Thank you for contacting support. We have added an image source in the HTML (as you mentioned), and then converted it to the JPEG, we can see this image icon in the output JPEG. We have attached both HTML file and output JPEG to this reply. Kindly let us know which Aspose.Pdf for .NET API version you are using. If this does not help, then please send us a sample HTML file. We will investigate and share our findings with you.

Hi, Imran,

Thanks for your reply. I tried to add the image source that you used, it also works with my code. I notice the difference:

  1. The image source in my code - “<span style=“background-color: rgb(255, 255, 255); color: rgb(34, 34, 34); font-family: Consolas, “Lucida Console”, “Courier New”, monospace; font-size: 12px; white-space: pre-wrap;”>http://localhost/.../FormLogos/d3a1610d-bbd1-4dd3-94f3-a784016bd080/Image” is going to visit the server, currently running locally. I type this address in the browser, which is going to download the image .jpg to the local disk. Instead, for the image source you used, the browser is going to show it directly.

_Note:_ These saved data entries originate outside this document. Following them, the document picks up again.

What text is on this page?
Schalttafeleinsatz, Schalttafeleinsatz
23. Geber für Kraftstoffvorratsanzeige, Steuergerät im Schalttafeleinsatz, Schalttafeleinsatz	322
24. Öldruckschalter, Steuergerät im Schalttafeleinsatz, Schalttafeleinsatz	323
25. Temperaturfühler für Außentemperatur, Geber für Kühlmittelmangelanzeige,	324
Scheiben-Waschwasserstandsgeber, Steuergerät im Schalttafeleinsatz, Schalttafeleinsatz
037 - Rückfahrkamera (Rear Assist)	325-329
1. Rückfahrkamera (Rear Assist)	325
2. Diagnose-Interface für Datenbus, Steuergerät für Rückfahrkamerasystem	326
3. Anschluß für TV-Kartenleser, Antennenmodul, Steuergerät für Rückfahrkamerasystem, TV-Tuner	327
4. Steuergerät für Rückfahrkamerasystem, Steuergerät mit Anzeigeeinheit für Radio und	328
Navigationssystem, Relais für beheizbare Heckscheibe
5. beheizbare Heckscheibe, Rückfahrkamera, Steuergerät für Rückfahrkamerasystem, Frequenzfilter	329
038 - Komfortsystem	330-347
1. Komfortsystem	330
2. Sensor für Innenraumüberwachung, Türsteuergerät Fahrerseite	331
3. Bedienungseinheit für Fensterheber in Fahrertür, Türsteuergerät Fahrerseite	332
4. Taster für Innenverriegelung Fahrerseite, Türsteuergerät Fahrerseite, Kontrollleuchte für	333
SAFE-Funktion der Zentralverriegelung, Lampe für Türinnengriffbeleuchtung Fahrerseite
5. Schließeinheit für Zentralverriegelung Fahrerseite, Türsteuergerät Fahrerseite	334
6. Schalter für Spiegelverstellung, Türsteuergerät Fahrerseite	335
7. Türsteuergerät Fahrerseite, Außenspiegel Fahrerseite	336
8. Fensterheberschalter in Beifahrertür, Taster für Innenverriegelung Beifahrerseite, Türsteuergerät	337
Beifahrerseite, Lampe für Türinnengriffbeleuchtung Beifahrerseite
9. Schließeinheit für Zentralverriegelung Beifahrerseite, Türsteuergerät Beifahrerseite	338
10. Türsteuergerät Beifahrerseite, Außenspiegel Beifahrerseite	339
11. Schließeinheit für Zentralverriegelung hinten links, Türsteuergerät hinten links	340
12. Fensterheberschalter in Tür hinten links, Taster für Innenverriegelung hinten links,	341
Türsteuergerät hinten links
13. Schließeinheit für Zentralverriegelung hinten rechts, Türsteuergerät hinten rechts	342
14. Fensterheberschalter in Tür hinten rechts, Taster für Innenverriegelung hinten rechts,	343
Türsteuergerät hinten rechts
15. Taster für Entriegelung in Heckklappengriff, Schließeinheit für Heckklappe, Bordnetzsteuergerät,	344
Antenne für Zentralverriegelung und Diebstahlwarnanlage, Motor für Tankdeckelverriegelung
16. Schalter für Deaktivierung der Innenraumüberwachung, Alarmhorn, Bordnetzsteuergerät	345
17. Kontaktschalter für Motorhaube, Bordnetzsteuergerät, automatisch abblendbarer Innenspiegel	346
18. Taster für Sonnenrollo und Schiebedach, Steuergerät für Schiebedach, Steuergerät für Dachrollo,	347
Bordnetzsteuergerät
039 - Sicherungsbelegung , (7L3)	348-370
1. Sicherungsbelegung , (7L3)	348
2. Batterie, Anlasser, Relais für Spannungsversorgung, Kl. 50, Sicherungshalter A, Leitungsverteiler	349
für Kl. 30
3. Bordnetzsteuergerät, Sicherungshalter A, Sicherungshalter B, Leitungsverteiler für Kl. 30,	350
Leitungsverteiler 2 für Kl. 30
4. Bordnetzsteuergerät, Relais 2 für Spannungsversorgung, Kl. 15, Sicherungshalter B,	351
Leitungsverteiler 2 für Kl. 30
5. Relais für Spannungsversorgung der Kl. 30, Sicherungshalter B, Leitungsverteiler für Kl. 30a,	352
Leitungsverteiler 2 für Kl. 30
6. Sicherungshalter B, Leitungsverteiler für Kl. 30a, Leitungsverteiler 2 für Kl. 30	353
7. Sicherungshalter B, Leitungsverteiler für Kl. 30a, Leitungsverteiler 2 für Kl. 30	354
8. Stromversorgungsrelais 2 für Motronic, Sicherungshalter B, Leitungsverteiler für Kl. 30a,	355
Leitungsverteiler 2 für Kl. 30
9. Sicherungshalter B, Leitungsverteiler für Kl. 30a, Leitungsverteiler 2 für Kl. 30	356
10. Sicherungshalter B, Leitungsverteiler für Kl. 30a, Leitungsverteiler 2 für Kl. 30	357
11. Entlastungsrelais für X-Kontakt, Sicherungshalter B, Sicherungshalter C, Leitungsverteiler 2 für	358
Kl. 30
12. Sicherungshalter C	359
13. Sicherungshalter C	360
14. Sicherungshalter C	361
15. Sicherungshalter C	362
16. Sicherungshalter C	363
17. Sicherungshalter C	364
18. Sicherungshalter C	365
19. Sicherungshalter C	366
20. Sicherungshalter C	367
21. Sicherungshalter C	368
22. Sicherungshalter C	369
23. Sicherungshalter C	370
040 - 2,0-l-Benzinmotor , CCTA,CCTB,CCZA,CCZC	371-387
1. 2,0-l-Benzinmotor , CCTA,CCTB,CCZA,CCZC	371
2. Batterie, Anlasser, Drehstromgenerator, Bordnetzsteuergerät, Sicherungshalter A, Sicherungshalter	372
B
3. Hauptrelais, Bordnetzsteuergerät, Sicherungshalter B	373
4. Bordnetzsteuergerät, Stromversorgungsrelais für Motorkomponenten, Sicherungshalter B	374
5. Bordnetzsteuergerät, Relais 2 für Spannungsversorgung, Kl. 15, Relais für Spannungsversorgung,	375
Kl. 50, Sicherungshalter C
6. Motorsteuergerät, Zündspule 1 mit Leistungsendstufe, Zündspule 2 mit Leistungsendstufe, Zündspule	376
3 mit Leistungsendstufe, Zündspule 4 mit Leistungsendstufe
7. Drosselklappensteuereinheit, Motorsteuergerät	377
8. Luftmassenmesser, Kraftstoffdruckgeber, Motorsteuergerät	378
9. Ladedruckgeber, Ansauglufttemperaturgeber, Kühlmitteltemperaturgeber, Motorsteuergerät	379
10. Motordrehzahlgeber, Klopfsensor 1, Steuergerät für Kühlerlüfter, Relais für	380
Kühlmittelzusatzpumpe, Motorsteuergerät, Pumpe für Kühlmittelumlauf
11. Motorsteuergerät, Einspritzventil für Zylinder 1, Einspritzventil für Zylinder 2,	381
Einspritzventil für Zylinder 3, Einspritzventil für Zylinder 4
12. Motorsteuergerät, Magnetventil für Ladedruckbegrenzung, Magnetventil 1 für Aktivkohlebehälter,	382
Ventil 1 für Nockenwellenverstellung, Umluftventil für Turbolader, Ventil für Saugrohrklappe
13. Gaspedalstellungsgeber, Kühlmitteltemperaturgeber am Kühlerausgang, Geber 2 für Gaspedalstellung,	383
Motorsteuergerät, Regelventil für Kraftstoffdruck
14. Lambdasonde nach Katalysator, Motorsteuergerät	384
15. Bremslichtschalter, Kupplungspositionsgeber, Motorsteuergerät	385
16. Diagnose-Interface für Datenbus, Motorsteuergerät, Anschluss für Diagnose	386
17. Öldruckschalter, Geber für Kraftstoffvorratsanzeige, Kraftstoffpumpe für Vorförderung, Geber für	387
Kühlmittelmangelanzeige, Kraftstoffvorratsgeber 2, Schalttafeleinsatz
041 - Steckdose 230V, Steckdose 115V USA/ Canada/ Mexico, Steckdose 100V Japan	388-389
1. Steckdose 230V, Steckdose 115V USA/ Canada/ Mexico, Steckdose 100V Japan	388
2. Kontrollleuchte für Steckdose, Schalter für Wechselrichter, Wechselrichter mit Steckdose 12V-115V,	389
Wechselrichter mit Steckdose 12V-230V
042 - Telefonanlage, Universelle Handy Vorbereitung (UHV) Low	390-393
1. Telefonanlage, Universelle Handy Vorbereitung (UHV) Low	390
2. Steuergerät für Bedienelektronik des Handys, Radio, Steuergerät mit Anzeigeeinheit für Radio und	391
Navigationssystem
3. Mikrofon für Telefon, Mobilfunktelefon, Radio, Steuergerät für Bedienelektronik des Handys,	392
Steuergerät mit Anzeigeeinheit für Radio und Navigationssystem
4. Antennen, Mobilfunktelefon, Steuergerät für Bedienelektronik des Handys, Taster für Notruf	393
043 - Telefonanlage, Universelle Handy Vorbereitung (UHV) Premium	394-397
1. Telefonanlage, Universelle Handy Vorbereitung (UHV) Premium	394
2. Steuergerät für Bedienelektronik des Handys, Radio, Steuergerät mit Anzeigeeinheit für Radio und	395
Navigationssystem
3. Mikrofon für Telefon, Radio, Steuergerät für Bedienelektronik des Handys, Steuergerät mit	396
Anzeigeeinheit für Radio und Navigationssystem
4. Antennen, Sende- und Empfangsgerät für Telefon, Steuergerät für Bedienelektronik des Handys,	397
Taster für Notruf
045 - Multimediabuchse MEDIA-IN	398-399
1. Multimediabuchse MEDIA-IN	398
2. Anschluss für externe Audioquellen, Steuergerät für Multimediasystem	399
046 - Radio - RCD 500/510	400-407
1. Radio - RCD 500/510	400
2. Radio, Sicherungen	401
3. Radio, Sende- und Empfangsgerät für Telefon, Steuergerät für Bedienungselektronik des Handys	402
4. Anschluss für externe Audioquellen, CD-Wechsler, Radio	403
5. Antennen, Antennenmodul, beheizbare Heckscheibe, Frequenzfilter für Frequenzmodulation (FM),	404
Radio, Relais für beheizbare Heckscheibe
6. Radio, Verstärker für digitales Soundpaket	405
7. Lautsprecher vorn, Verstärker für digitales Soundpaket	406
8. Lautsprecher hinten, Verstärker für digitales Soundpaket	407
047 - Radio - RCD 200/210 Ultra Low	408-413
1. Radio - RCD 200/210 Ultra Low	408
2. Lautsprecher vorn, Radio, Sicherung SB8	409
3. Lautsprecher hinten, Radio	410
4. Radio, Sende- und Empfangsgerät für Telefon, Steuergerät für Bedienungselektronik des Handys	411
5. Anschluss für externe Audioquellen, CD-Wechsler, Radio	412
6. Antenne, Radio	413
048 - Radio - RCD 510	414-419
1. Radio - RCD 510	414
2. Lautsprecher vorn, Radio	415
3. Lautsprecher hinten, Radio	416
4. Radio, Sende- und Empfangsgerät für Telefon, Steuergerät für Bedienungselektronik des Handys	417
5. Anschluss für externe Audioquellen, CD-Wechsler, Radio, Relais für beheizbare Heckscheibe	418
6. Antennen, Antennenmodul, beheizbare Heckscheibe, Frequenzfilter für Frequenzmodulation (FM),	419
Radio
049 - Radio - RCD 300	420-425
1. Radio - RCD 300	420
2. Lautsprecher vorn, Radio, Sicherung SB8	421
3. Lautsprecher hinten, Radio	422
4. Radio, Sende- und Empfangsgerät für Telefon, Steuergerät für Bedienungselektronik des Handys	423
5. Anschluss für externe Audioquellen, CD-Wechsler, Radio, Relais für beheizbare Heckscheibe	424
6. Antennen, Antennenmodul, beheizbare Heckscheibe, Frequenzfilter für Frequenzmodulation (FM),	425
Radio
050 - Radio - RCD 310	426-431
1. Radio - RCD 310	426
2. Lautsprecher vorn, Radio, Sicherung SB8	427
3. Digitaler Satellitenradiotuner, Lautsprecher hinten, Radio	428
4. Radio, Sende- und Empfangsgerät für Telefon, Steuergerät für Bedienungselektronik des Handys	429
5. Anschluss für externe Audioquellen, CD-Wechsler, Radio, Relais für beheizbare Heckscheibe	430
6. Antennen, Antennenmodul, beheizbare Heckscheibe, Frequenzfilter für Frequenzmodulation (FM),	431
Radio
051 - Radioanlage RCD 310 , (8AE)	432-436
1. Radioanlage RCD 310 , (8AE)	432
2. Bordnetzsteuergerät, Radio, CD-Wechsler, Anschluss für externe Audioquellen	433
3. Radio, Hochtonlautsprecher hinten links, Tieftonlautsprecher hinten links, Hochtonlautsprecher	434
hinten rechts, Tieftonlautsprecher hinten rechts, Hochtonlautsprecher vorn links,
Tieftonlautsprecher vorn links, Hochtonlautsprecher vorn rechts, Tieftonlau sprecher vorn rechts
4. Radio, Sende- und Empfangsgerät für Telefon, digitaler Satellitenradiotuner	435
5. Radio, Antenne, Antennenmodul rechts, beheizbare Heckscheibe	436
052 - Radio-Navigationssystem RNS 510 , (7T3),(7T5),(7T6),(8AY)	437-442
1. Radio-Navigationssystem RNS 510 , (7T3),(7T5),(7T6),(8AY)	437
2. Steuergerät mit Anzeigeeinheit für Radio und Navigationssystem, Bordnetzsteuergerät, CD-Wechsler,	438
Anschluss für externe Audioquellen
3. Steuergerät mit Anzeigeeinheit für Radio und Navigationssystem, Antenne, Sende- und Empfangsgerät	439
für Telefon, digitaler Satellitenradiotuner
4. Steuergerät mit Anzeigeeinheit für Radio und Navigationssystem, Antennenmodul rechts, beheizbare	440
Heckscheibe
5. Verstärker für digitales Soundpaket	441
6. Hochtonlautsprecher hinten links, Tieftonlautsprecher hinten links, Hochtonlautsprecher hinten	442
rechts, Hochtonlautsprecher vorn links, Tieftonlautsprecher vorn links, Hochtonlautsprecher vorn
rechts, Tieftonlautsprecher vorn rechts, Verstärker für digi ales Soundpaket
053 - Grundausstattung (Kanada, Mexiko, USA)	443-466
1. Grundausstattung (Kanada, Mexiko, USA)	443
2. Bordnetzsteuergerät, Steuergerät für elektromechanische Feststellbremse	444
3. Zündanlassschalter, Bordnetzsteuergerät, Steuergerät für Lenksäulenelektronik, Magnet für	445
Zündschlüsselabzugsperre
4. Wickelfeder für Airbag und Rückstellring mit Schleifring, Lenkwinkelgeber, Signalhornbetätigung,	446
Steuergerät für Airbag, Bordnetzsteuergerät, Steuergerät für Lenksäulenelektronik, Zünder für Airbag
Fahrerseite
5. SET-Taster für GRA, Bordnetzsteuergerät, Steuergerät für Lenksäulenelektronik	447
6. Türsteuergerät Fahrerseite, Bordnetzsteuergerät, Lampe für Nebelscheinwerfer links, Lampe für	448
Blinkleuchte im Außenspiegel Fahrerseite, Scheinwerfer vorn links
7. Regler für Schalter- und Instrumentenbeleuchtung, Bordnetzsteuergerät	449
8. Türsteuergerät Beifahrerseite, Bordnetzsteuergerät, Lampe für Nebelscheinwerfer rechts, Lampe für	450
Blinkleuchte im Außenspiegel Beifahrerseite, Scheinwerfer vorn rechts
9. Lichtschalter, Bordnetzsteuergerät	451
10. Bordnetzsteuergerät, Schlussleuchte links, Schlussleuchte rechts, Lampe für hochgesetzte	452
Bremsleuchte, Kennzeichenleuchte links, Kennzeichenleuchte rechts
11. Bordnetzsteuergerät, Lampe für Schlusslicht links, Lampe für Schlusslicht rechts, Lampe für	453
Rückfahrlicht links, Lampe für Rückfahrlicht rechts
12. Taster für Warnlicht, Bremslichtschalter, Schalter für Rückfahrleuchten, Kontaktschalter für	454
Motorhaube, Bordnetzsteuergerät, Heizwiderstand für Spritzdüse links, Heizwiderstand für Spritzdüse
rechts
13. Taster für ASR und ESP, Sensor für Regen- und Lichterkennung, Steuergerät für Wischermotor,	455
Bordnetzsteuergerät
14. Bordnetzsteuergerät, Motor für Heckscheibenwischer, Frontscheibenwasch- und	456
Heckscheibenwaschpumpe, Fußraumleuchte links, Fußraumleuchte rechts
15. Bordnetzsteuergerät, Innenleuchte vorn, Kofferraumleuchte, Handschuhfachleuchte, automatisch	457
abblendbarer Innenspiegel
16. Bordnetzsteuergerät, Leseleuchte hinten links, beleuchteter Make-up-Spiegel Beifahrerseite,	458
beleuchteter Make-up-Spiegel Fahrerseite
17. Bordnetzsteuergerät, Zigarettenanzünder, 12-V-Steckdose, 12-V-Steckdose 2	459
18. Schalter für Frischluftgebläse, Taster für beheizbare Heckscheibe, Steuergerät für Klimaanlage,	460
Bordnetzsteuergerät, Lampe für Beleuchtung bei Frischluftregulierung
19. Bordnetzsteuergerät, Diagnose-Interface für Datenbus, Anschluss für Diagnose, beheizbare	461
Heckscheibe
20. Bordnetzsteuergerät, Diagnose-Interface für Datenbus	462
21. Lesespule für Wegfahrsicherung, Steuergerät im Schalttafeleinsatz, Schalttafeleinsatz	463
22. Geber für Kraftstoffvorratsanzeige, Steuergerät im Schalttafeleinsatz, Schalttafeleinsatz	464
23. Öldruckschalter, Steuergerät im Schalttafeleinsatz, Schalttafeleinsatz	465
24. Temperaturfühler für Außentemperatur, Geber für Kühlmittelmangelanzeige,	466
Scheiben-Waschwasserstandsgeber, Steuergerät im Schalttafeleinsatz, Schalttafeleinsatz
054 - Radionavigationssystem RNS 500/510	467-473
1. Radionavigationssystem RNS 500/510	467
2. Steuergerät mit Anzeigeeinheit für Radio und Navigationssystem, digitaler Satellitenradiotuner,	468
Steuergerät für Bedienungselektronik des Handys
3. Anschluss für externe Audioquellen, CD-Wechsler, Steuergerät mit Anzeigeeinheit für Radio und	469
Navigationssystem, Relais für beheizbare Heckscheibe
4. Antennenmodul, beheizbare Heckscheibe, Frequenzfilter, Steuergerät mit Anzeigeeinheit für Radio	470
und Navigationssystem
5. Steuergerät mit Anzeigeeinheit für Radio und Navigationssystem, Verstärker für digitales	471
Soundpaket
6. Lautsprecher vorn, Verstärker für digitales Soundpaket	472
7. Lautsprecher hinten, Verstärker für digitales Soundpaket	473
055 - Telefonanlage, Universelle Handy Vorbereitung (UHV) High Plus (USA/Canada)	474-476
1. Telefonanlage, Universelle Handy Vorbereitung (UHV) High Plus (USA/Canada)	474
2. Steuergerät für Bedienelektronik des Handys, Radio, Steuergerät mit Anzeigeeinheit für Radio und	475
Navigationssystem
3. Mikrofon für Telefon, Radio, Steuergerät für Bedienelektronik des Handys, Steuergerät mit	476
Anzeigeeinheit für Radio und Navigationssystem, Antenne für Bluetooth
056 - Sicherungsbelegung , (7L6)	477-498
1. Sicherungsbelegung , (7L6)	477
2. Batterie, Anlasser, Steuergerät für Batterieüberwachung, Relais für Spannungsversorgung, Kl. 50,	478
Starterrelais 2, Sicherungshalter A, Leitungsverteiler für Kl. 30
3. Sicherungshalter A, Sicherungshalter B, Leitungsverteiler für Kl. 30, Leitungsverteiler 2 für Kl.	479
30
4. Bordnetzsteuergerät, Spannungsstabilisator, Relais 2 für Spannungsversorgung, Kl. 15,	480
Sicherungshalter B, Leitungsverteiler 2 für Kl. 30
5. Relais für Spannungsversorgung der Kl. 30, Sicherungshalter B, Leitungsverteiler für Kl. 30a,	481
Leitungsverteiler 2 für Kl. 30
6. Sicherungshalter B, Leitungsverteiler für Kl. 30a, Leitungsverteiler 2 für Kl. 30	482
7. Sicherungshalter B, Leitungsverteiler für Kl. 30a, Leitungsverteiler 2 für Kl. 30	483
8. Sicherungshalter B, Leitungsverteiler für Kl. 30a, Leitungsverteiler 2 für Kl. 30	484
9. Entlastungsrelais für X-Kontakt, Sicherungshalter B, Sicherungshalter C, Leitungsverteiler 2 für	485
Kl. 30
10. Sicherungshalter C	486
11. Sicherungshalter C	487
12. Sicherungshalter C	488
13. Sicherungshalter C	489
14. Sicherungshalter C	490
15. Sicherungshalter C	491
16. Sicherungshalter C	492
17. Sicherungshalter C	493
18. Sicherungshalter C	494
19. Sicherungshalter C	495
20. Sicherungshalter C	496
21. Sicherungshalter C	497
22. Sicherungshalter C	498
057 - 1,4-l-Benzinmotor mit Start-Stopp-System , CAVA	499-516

Does this matter?

  2. Is there any time limit for loading the html when converting html to pdf/jpeg? I’m thinking if it is possible that the html is not fully loaded. Because it’s gonna take some time to load the logo image in this way - “<span style=“background-color: rgb(255, 255, 255); color: rgb(34, 34, 34); font-family: Consolas, “Lucida Console”, “Courier New”, monospace; font-size: 12px; white-space: pre-wrap;”>http://localhost/.../FormLogos/d3a1610d-bbd1-4dd3-94f3-a784016bd080/Image”, which is a little bit heavy.

How do you think?

Hi,


Thank you for the inquiry. One way round is that you can download this image with a web request, embed an image in the HTML, and then convert it to the JPEG format. Anyways, it would be great if you can provide such a public URL, furthermore, we are replicating your scenario in our environment and let you know about our findings soon.

Hi Imran,


I have two questions about converting html to pdf/jpeg.

1. Could it load the external .js file in html? In my work, the .js file doesn’t work in html.

2. Is there any way to show if the html is loaded ready when converting html to pdf/jpeg?
I’m thinking maybe the html is not loaded ready when it takes screenshot for converting, if it support .js file.

Thanks

Hi Imran,


This is a follow-up question:

Does Aspose use the internal rendering engine, or some public rendering engine like Webkit?

Thanks
1 Like

Hi,


Thank you for the inquiry. Aspose.Pdf for .NET API has its own rendering engine and do not use any public rendering engine. It can load external resources, including Javascripts, and when we load an HTML into the Document instance, then it means the HTML is loaded with external resources. Furthermore, you can customize the way of loading external resources. Please refer to this help topic: Convert HTML to PDF - Resource Loading Callback

Hi,


In my case, I notice that the Aspose.pdf doesn’t execute the Javascript built in the html file when converting html to pdf/jpeg. It seems the Javascript part was just ignored in conversion process.
Do you know anything about this?

Thanks

Hi,


Thank you for the details. We can find a few already logged tickets for not being able to run JavaScript in the output PDF documents. We have plans to improve that area, so kindly send us your source HTML file, which includes JavaScript. We will investigate and share our findings with you. Your response is awaited.

Hi,


Thanks for your reply. I attached a sample HTML file and the output image. You can see the difference:

1. The pagination bar, which should be controlled by javascript (thumbnail.js). We can see the javascript doesn’t execute.
2. The Previous and Next button also doesn’t show well.

Thanks,

Hi,


Thank you for posting source files. We managed to replicate the said problem in our environment. It has been logged under the ticket ID PDFNET-42909 in our bug tracking system. We have linked your post to this ticket and will keep you informed regarding any available updates. We are sorry for the inconvenience caused.